Hope’s Venus is a small bust tucked away by the staircase in the sculpture gallery. For such a small sculpture, the story behind her is an alluring one. She is based upon a full-scale sculpture of the goddess Venus that resides to this day in Florence. The story begins with a sculpture of the Roman god Apollo; you will see how their paths cross a number of times.
In 1489 a celebrated marble sculpture from classical antiquity was rediscovered in central Italy. The sculpture found a home in the Belvedere Palace, part of the Vatican complex. It was the Roman god Apollo and would be known thereafter as Apollo Belvedere. Apollo is the god of poetry, music, truth, healing and medicine and could bring about ill health and plague.
During the late renaissance, Apollo Belvedere gained popularity, attracting the attention of famous artists including Michelangelo. Apollo Belvedere became one of the most celebrated artworks in Europe. Following Napoleon Bonaparte’s Italian Campaign in 1796, he ordered that Apollo Belvedere be taken to Paris. The sculpture entered the Louvre Collection in 1798 and was not repatriated to the Vatican until 1815.
Sculptor Antonio Canova (1757-1822) firmly established his reputation as a champion of Neo-Classicism after producing a statuette called Apollo Crowning Himself (1781-2). Canova was a Venetian and first arrived in Rome in 1780, too late to see Apollo Belvedere, but once in Rome he studied the works of Michelangelo who had sketched the sculpture prolifically. Canova’s most famous work was made in 1782, Theseus and the Minotaur. From the moment of its completion, Antonio Canova was the talk of Rome. He was named “the supreme minister of beauty” and “a unique and truly divine man”. Canova had an exemplary career and, by the 1800s, was considered the most celebrated artist in Europe. In the final decade of the 1700s, Canova worked on an idea that would come to fruition as Perseus with head of Medusa, based upon the stance of Apollo Belvedere which at the time remained in Paris. Perseus with head of Medusa first went on display in 1801 and was bought by Pope Pius VII. It was placed on the pedestal in the Vatican where Apollo Belvedere had previously stood.
Apollo Belvedere has just slain the serpent Python. The ‘quiver’ containing his arrows is still strapped over his shoulder and a robe is draped over his left arm. Both arms are open revealing his nudity. Perseus adopts a very similar pose. His robe drapes over his outreached left arm which lifts the head of Medusa. His right arm holds his sword out to the side, leaving his nudity in full view. His robe, unlike Apollo’s, reaches to the floor.
Apollo Belvedere’s popularity was rivaled by another sculpture from classical antiquity, Venus de’Medici. The first documentation of Venus de’Medici links her to Rome in 1638. A full scale marble sculpture, she was probably a copy of a much earlier bronze statue. She is nude and uses her arms to protect her modesty. The dolphins at her feet suggest that she has risen from the water. A critic cited her a “miracle of art” but she was exported to Florence in 1677 because of a suggestion she stimulated ‘lewd’ behaviour. In Florence she was exhibited in the Tribuna of the Uffizi which featured in the grand tour.
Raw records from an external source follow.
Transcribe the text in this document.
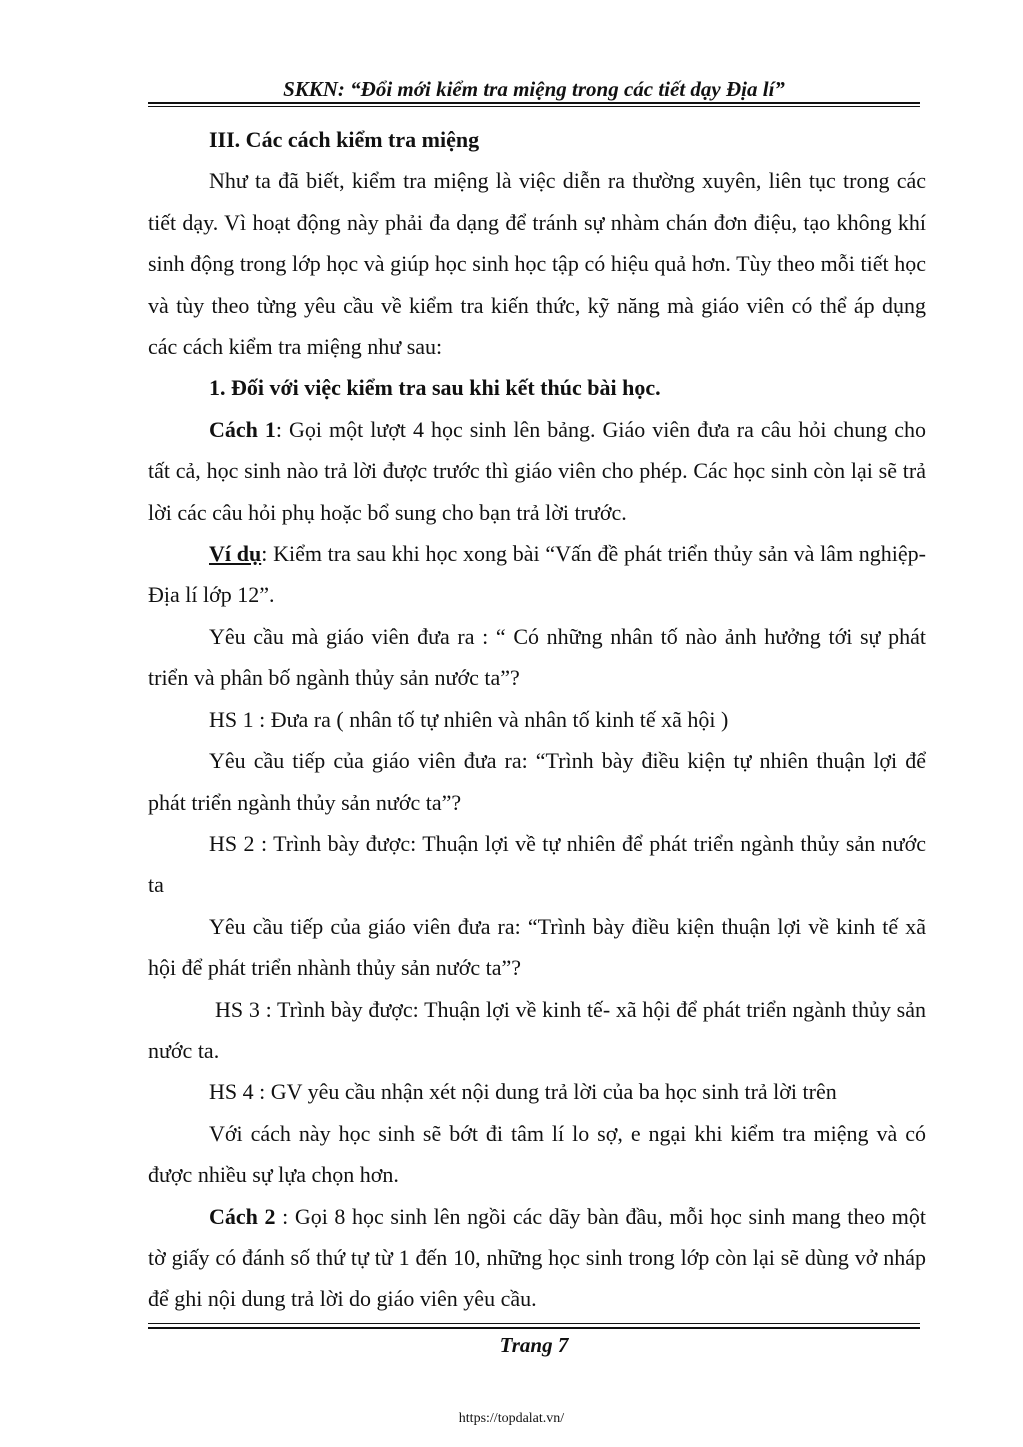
SKKN: “Đổi mới kiểm tra miệng trong các tiết dạy Địa lí”

III. Các cách kiểm tra miệng

Như ta đã biết, kiểm tra miệng là việc diễn ra thường xuyên, liên tục trong các tiết dạy. Vì hoạt động này phải đa dạng để tránh sự nhàm chán đơn điệu, tạo không khí sinh động trong lớp học và giúp học sinh học tập có hiệu quả hơn. Tùy theo mỗi tiết học và tùy theo từng yêu cầu về kiểm tra kiến thức, kỹ năng mà giáo viên có thể áp dụng các cách kiểm tra miệng như sau:

1. Đối với việc kiểm tra sau khi kết thúc bài học.

Cách 1: Gọi một lượt 4 học sinh lên bảng. Giáo viên đưa ra câu hỏi chung cho tất cả, học sinh nào trả lời được trước thì giáo viên cho phép. Các học sinh còn lại sẽ trả lời các câu hỏi phụ hoặc bổ sung cho bạn trả lời trước.

Ví dụ: Kiểm tra sau khi học xong bài “Vấn đề phát triển thủy sản và lâm nghiệp-Địa lí lớp 12”.

Yêu cầu mà giáo viên đưa ra : “ Có những nhân tố nào ảnh hưởng tới sự phát triển và phân bố ngành thủy sản nước ta”?

HS 1 : Đưa ra ( nhân tố tự nhiên và nhân tố kinh tế xã hội )

Yêu cầu tiếp của giáo viên đưa ra: “Trình bày điều kiện tự nhiên thuận lợi để phát triển ngành thủy sản nước ta”?

HS 2 : Trình bày được: Thuận lợi về tự nhiên để phát triển ngành thủy sản nước ta

Yêu cầu tiếp của giáo viên đưa ra: “Trình bày điều kiện thuận lợi về kinh tế xã hội để phát triển nhành thủy sản nước ta”?

HS 3 : Trình bày được: Thuận lợi về kinh tế- xã hội để phát triển ngành thủy sản nước ta.

HS 4 : GV yêu cầu nhận xét nội dung trả lời của ba học sinh trả lời trên

Với cách này học sinh sẽ bớt đi tâm lí lo sợ, e ngại khi kiểm tra miệng và có được nhiều sự lựa chọn hơn.

Cách 2 : Gọi 8 học sinh lên ngồi các dãy bàn đầu, mỗi học sinh mang theo một tờ giấy có đánh số thứ tự từ 1 đến 10, những học sinh trong lớp còn lại sẽ dùng vở nháp để ghi nội dung trả lời do giáo viên yêu cầu.

Trang 7
https://topdalat.vn/
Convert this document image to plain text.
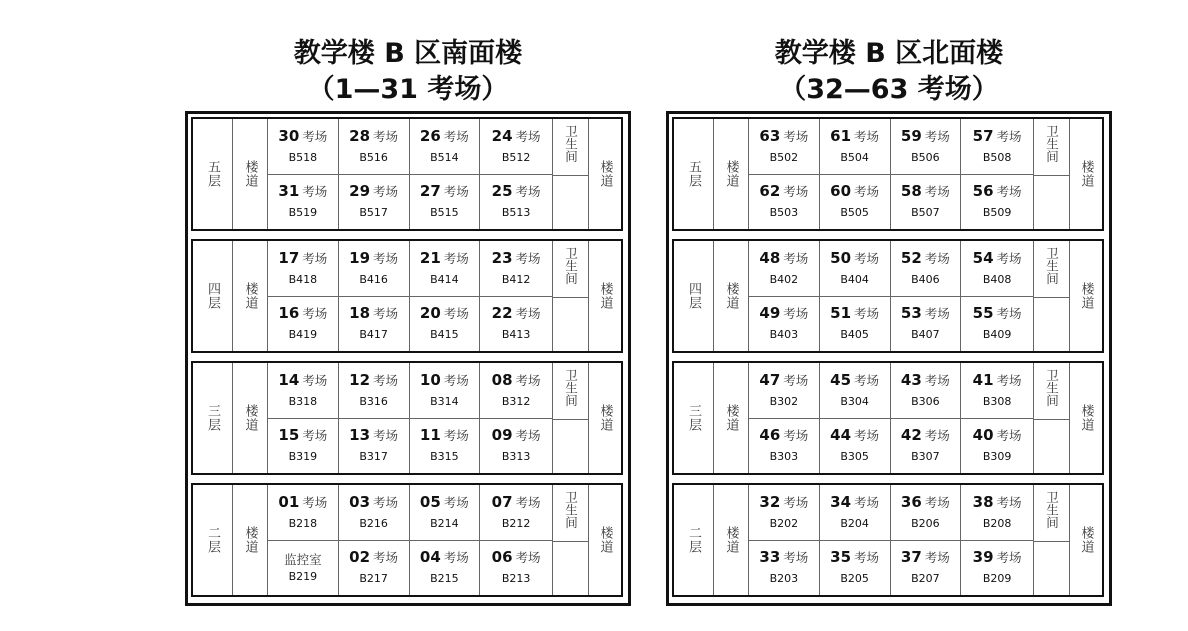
教学楼 B 区南面楼
（1—31 考场）
五层 楼道
30 考场
B518
28 考场
B516
26 考场
B514
24 考场
B512
31 考场
B519
29 考场
B517
27 考场
B515
25 考场
B513
卫生间
楼道
四层 楼道
17 考场
B418
19 考场
B416
21 考场
B414
23 考场
B412
16 考场
B419
18 考场
B417
20 考场
B415
22 考场
B413
卫生间
楼道
三层 楼道
14 考场
B318
12 考场
B316
10 考场
B314
08 考场
B312
15 考场
B319
13 考场
B317
11 考场
B315
09 考场
B313
卫生间
楼道
二层 楼道
01 考场
B218
03 考场
B216
05 考场
B214
07 考场
B212
监控室
B219
02 考场
B217
04 考场
B215
06 考场
B213
卫生间
楼道
教学楼 B 区北面楼
（32—63 考场）
五层 楼道
63 考场
B502
61 考场
B504
59 考场
B506
57 考场
B508
62 考场
B503
60 考场
B505
58 考场
B507
56 考场
B509
卫生间
楼道
四层 楼道
48 考场
B402
50 考场
B404
52 考场
B406
54 考场
B408
49 考场
B403
51 考场
B405
53 考场
B407
55 考场
B409
卫生间
楼道
三层 楼道
47 考场
B302
45 考场
B304
43 考场
B306
41 考场
B308
46 考场
B303
44 考场
B305
42 考场
B307
40 考场
B309
卫生间
楼道
二层 楼道
32 考场
B202
34 考场
B204
36 考场
B206
38 考场
B208
33 考场
B203
35 考场
B205
37 考场
B207
39 考场
B209
卫生间
楼道
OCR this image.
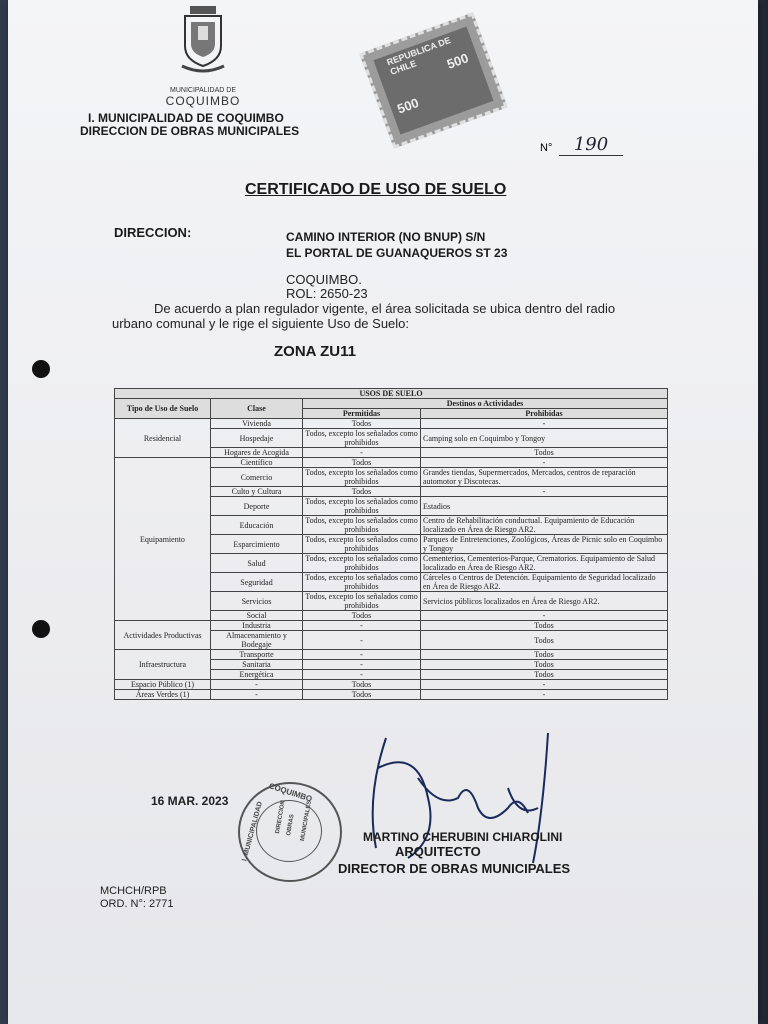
MUNICIPALIDAD DE
COQUIMBO
REPUBLICA DE CHILE
500
500
I. MUNICIPALIDAD DE COQUIMBO
DIRECCION DE OBRAS MUNICIPALES
N°	190
CERTIFICADO DE USO DE SUELO
DIRECCION:	CAMINO INTERIOR (NO BNUP) S/N
EL PORTAL DE GUANAQUEROS ST 23
COQUIMBO.
ROL: 2650-23
De acuerdo a plan regulador vigente, el área solicitada se ubica dentro del radio
urbano comunal y le rige el siguiente Uso de Suelo:
ZONA ZU11
USOS DE SUELO			
Tipo de Uso de Suelo	Clase	Destinos o Actividades	
		Permitidas	Prohibidas
Residencial	Vivienda	Todos	-
	Hospedaje	Todos, excepto los señalados como prohibidos	Camping solo en Coquimbo y Tongoy
	Hogares de Acogida	-	Todos
Equipamiento	Científico	Todos	-
	Comercio	Todos, excepto los señalados como prohibidos	Grandes tiendas, Supermercados, Mercados, centros de reparación automotor y Discotecas.
	Culto y Cultura	Todos	-
	Deporte	Todos, excepto los señalados como prohibidos	Estadios
	Educación	Todos, excepto los señalados como prohibidos	Centro de Rehabilitación conductual. Equipamiento de Educación localizado en Área de Riesgo AR2.
	Esparcimiento	Todos, excepto los señalados como prohibidos	Parques de Entretenciones, Zoológicos, Áreas de Picnic solo en Coquimbo y Tongoy
	Salud	Todos, excepto los señalados como prohibidos	Cementerios, Cementerios-Parque, Crematorios. Equipamiento de Salud localizado en Área de Riesgo AR2.
	Seguridad	Todos, excepto los señalados como prohibidos	Cárceles o Centros de Detención. Equipamiento de Seguridad localizado en Área de Riesgo AR2.
	Servicios	Todos, excepto los señalados como prohibidos	Servicios públicos localizados en Área de Riesgo AR2.
	Social	Todos	-
Actividades Productivas	Industria	-	Todos
	Almacenamiento y Bodegaje	-	Todos
Infraestructura	Transporte	-	Todos
	Sanitaria	-	Todos
	Energética	-	Todos
Espacio Público (1)	-	Todos	-
Áreas Verdes (1)	-	Todos	-
16 MAR. 2023	COQUIMBO
I. MUNICIPALIDAD DIRECCION OBRAS MUNICIPALES	MARTINO CHERUBINI CHIAROLINI
ARQUITECTO
DIRECTOR DE OBRAS MUNICIPALES
MCHCH/RPB
ORD. N°: 2771
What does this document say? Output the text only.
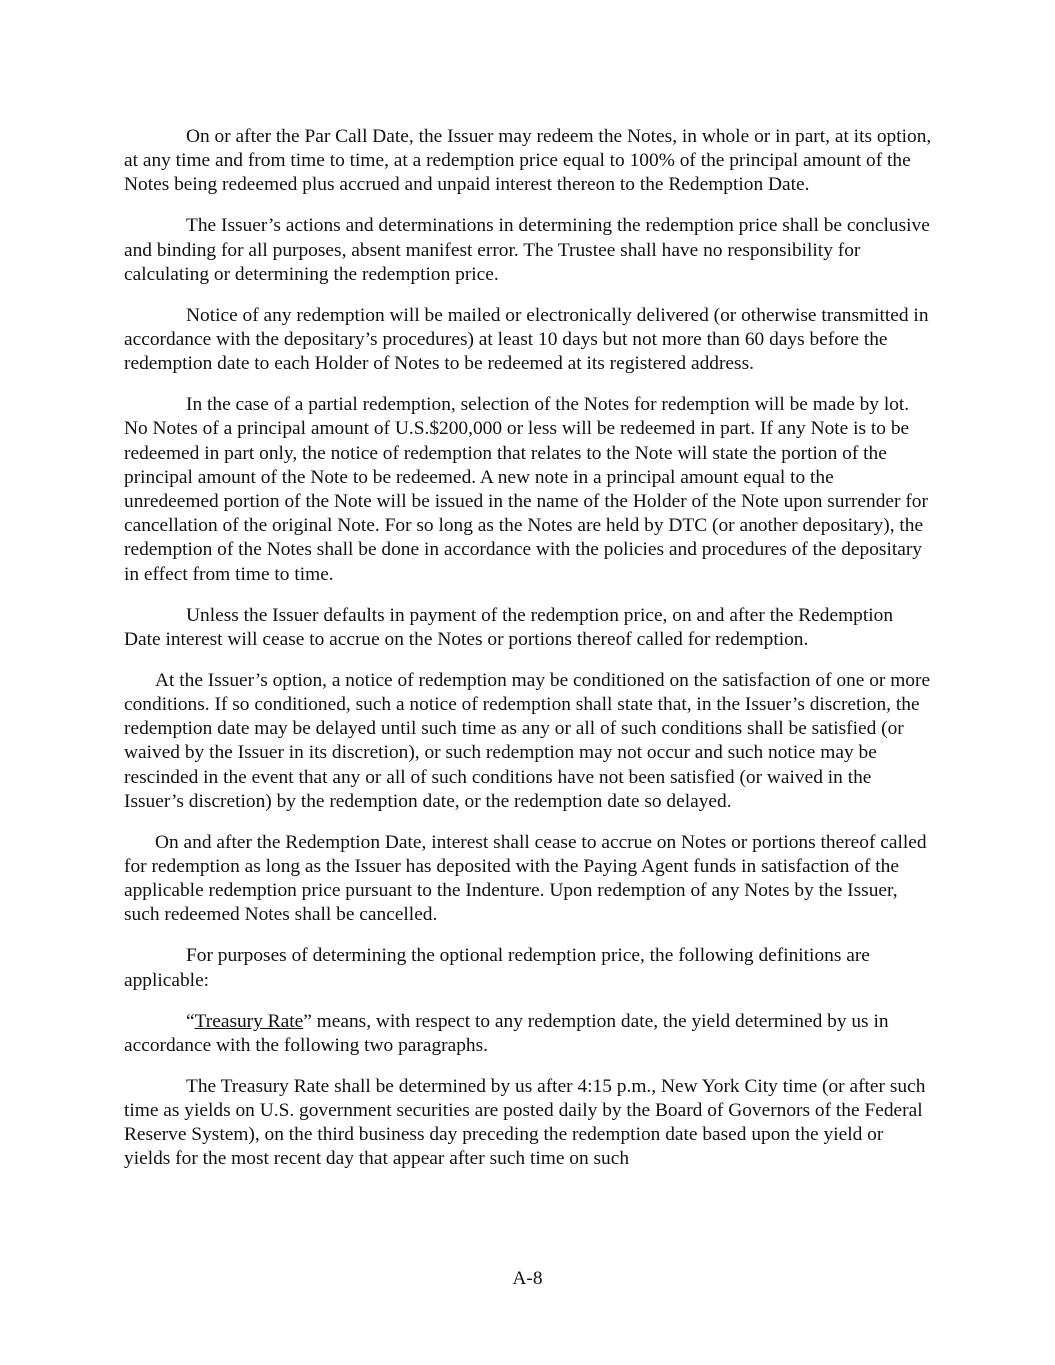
On or after the Par Call Date, the Issuer may redeem the Notes, in whole or in part, at its option, at any time and from time to time, at a redemption price equal to 100% of the principal amount of the Notes being redeemed plus accrued and unpaid interest thereon to the Redemption Date.

The Issuer’s actions and determinations in determining the redemption price shall be conclusive and binding for all purposes, absent manifest error. The Trustee shall have no responsibility for calculating or determining the redemption price.

Notice of any redemption will be mailed or electronically delivered (or otherwise transmitted in accordance with the depositary’s procedures) at least 10 days but not more than 60 days before the redemption date to each Holder of Notes to be redeemed at its registered address.

In the case of a partial redemption, selection of the Notes for redemption will be made by lot. No Notes of a principal amount of U.S.$200,000 or less will be redeemed in part. If any Note is to be redeemed in part only, the notice of redemption that relates to the Note will state the portion of the principal amount of the Note to be redeemed. A new note in a principal amount equal to the unredeemed portion of the Note will be issued in the name of the Holder of the Note upon surrender for cancellation of the original Note. For so long as the Notes are held by DTC (or another depositary), the redemption of the Notes shall be done in accordance with the policies and procedures of the depositary in effect from time to time.

Unless the Issuer defaults in payment of the redemption price, on and after the Redemption Date interest will cease to accrue on the Notes or portions thereof called for redemption.

At the Issuer’s option, a notice of redemption may be conditioned on the satisfaction of one or more conditions. If so conditioned, such a notice of redemption shall state that, in the Issuer’s discretion, the redemption date may be delayed until such time as any or all of such conditions shall be satisfied (or waived by the Issuer in its discretion), or such redemption may not occur and such notice may be rescinded in the event that any or all of such conditions have not been satisfied (or waived in the Issuer’s discretion) by the redemption date, or the redemption date so delayed.

On and after the Redemption Date, interest shall cease to accrue on Notes or portions thereof called for redemption as long as the Issuer has deposited with the Paying Agent funds in satisfaction of the applicable redemption price pursuant to the Indenture. Upon redemption of any Notes by the Issuer, such redeemed Notes shall be cancelled.

For purposes of determining the optional redemption price, the following definitions are applicable:

“Treasury Rate” means, with respect to any redemption date, the yield determined by us in accordance with the following two paragraphs.

The Treasury Rate shall be determined by us after 4:15 p.m., New York City time (or after such time as yields on U.S. government securities are posted daily by the Board of Governors of the Federal Reserve System), on the third business day preceding the redemption date based upon the yield or yields for the most recent day that appear after such time on such

A-8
Venus de’Medici was amongst the precious works of art shipped to Palermo in 1800 to escape Napoleon’s invasion. Undeterred, Napoleon still took custody of her. She was shipped to Paris in 1803 to be the ‘bride’ to Apollo Belvedere. She didn’t return to Florence until 1815, the same year that Apollo Belvedere returned to the Vatican.
So sorely was Venus de’Medici missed, the Italians commissioned the greatest living sculptor to make a copy. This was none other than Antonio Canova. In mythology, Venus was the goddess of love, fertility and beauty. In the sculpture Canova used his own imagination to interpret the features of Venus using flowing hair and a timid turn of the head. Canova’s Venus, named Venere Italica was made between 1804 and 1812. It is now housed in the Pitti Palace. Canova’s Venus presses a draped cloth against her body to protect her nakedness. The dolphins are absent from the scene but as the cloth clings to her body it is still possible that she is rising from the water.
Thomas Hope (1769–1831) was a wealthy connoisseur from a Dutch banking family. At 18 he set out on a series of grand tours that took him to Europe, Africa and Asia. He was heavily influenced by the architecture, sculpture and classical antiquities he experienced during these tours. He became an influential designer and settled in London. Our Hope’s Venus is a copy of the original made for him by the studio of Antonio Canova. The original is held at the Leeds Art Gallery. Of course our head, disembodied, tells nothing of this story apart from the archetype classical beauty as understood during the renaissance enlightenment. She is unrecognisable as the goddess Venus.